The golden rucksack: helping children transform challenges into qualities
By Stany Paquet and Marguy Krier
This year’s international universal education inspired summer camp for children in Belgium was enigmatically called: “The golden rucksack”. Many people asked: that rucksack, what is inside it and what is it all about?
Well, camp participants soon found out it was filled with qualities and challenges. What qualities? Those qualities we all have inside us, our heart’s dispositions. And what challenges? Those challenges that we all face when we don’t find life so easy, when we behave in ways that we don’t want to or regret. But, the good news was, those challenges could be transformed into qualities. They become opportunities for growth in life, allowing us to develop the best in us.
Children participating learned that sometimes we are not aware of the whole treasure of qualities that we dispose of, realising we can bring happiness to those around us and to ourselves. For two days we were in quest of that internal treasure.
Then, when it came to applying the transformation of challenges, we drew on Pam Cayton’s 5 R’s (which were handily translated into E’s for German speakers). They provided a very useful instrument that children could relate to:
1- Remember, harmful actions create unhappiness for ourselves and those around us. And, if we do something harmful, remember: within ourselves we do have ‘a wealth of peace, loving kindness and wisdom that we can call upon to learn and make amends’.
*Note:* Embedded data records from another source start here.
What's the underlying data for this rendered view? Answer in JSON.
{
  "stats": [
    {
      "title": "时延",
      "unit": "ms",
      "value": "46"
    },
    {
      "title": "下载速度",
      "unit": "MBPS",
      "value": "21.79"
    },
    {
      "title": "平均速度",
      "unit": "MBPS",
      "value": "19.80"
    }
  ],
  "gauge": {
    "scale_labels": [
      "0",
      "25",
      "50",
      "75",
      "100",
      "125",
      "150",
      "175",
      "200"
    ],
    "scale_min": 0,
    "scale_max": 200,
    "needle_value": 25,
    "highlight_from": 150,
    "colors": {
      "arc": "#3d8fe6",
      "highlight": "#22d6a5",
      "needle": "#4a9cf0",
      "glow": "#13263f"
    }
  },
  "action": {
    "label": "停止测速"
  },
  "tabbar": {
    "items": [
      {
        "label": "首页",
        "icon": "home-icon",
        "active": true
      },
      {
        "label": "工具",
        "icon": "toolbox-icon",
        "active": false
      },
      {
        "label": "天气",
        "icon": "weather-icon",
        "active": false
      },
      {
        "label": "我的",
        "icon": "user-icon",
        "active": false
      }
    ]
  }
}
2- Regret is gathering all our courage to acknowledge the harmful action and sincerely feel sorry.
3- We then think of an effective Remedy that allows us to repair the damage.
4- We then make an internal Resolution to improve by visualising another way of responding to the circumstances should they arise again.
5- We then Rejoice that we have learned something and transformed it into something beneficial.
As Pam Cayton says in her book Compassion in Education, “the message to children is: be happy and celebrate your courage and growing mindfulness”. To consolidate this learning, children had to initiate a ‘clown character’ into the five Rs outlined above.
As in past summer camps, this year we also had the precious help of some fairy tale characters, which came to life from a story that we had invented on the ‘golden rucksack’ theme. For example, children met the needs of a sweet fairy by helping humankind, and (who could have imagined it?!) they even managed to help a witch change for the better. Last but not least, with the help of all this discovered wisdom, the youngest of the three princes became king and everything went well. Not only in the fairy tale, in our summer camp too.
Meditation, motivation, yoga, creative workshops, songs, dance, activities in nature, a gratitude book, all this and even more supported this week that we shared together. All 29 children participating were fully present, involved in the story and in themselves.
This would have not been possible without our big team of helpers who again volunteered to cook, survey, participate in the activities with kids, and more. They were all available throughout the camp, opening their hearths and offering their time for free.
We feel deeply grateful for having the opportunity to participate in all this, and hope it will inspire others to take forward more universal education inspired camps.